Irritable bowel syndrome (IBS) is a common gastrointestinal disorder with symptoms of abdominal pain, discomfort, and altered bowel function. Antagonists of the type 3 serotonin receptor (5-HT3) have shown promising results in the relief of IBS-associated symptoms. We aimed to confirm these findings by doing a randomised, placebo-controlled trial.
We studied 647 female IBS patients with diarrhoea-predominant or alternating bowel patterns (diarrhoea and constipation). 324 patients were assigned 1 mg alosetron and 323 placebo orally twice daily for 12 weeks, followed by a 4-week post-treatment period. Adequate relief of abdominal pain and discomfort was the primary endpoint; secondary endpoints included improvements in urgency, stool frequency, and stool consistency. Analysis was by intention to treat.
79 (24%) of patients in the alosetron group and 53 (16%) in the placebo group dropped out. The difference in the drop-out rate between groups was mainly due to a greater occurrence of constipation in the alosetron group. A greater proportion of alosetron-treated patients than placebo-treated patients (133 [41%] vs 94 [29%], respectively) reported adequate relief for all 3 months of treatment (difference 12% [4.7-19.2]). Alosetron also significantly decreased urgency and stool frequency, and increased stool firmness. Constipation occurred in 30% and 3% of patients in the alosetron and placebo groups, respectively.
Alosetron was well tolerated and clinically effective in alleviating pain and bowel-related symptoms in this population of women with IBS.
肠易激综合征(IBS)是一种常见的胃肠道疾病,具有腹痛、不适和肠道功能改变等症状。5-羟色胺3型受体(5-HT3)拮抗剂在缓解IBS相关症状方面已显示出有前景的结果。我们旨在通过进行一项随机、安慰剂对照试验来证实这些发现。
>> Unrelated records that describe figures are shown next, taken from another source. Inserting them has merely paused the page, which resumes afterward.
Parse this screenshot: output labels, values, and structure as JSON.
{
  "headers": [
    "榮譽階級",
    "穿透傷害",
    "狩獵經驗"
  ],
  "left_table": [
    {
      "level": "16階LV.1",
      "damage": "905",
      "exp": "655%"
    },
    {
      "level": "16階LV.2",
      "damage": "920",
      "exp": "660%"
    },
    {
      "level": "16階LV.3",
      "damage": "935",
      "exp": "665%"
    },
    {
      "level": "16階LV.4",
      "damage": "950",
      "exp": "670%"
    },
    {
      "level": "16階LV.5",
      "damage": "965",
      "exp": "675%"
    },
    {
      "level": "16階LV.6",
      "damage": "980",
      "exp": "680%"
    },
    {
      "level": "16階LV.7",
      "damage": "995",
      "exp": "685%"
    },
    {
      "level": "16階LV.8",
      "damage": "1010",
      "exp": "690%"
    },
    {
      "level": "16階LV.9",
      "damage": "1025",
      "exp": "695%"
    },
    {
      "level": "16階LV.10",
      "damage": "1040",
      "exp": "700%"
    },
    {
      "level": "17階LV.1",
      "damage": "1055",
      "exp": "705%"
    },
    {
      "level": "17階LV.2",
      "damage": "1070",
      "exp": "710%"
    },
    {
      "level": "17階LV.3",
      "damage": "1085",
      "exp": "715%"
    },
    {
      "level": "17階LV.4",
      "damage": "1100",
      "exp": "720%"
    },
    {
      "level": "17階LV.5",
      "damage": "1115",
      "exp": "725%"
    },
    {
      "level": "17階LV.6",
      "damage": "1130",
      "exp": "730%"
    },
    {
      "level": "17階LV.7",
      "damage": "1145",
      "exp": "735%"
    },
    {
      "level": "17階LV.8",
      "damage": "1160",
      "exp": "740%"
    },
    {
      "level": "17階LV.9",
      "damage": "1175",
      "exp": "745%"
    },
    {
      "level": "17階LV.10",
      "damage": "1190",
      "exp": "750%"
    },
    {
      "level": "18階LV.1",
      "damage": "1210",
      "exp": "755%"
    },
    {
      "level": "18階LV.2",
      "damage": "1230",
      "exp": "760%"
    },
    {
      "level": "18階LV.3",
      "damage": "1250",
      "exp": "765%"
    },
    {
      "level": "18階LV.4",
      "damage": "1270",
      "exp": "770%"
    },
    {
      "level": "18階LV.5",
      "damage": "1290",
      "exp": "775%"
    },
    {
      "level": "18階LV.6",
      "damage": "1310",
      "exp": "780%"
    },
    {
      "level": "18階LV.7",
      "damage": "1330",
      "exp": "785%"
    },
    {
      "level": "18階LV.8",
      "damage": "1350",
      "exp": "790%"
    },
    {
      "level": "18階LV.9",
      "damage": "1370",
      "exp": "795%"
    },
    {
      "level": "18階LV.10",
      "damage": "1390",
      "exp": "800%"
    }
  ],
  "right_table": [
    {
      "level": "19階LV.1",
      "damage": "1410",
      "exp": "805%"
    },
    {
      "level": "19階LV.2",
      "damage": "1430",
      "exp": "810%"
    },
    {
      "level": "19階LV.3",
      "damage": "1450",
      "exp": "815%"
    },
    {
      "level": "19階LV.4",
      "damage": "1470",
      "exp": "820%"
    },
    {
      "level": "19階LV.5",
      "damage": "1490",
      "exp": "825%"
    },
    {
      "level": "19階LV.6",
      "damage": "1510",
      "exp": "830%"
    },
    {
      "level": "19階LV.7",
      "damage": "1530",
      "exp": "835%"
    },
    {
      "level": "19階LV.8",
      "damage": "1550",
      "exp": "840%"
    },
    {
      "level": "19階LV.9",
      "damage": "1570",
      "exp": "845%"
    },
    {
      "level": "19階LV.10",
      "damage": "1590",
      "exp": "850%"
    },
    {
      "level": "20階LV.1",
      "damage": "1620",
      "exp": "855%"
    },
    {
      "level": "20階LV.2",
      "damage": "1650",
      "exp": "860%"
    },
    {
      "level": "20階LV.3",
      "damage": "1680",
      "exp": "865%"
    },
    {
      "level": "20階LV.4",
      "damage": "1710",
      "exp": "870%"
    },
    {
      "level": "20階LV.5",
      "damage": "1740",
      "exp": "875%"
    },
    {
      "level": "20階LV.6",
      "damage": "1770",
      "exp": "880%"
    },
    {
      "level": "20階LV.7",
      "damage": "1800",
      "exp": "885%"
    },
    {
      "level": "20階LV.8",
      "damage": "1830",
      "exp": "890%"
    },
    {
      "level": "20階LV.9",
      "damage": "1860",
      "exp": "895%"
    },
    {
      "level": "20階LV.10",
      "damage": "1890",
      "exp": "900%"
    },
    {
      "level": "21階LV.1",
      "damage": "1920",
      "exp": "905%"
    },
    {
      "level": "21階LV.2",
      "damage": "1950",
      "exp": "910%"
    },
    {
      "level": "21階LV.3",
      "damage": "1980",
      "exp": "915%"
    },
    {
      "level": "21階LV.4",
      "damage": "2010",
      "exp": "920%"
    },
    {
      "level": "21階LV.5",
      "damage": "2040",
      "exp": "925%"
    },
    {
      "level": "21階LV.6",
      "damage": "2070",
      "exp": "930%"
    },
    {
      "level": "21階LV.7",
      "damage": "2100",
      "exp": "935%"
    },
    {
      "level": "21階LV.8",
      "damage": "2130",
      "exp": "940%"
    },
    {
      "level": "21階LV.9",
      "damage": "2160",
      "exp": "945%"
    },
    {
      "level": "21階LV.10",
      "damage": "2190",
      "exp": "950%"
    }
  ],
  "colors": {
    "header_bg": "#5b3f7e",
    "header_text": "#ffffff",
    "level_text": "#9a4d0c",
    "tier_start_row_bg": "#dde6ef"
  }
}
我们研究了647名以腹泻为主或肠道模式交替(腹泻和便秘)的女性IBS患者。324名患者被分配口服1毫克阿洛司琼,323名患者口服安慰剂,每日两次,共12周,随后是4周的治疗后观察期。腹痛和不适的充分缓解是主要终点;次要终点包括急迫感、排便频率和粪便稠度的改善。分析采用意向性分析。
阿洛司琼组有79名(24%)患者退出,安慰剂组有53名(16%)患者退出。两组退出率的差异主要是由于阿洛司琼组便秘发生率更高。在整个3个月的治疗期间,报告症状得到充分缓解的阿洛司琼治疗患者比例高于安慰剂治疗患者(分别为133名[41%]对94名[29%],差异12%[4.7 - 19.2])。阿洛司琼还显著降低了急迫感和排便频率,并增加了粪便硬度。阿洛司琼组和安慰剂组分别有30%和3%的患者发生便秘。
在这群患有IBS的女性中,阿洛司琼耐受性良好,在减轻疼痛和肠道相关症状方面具有临床疗效。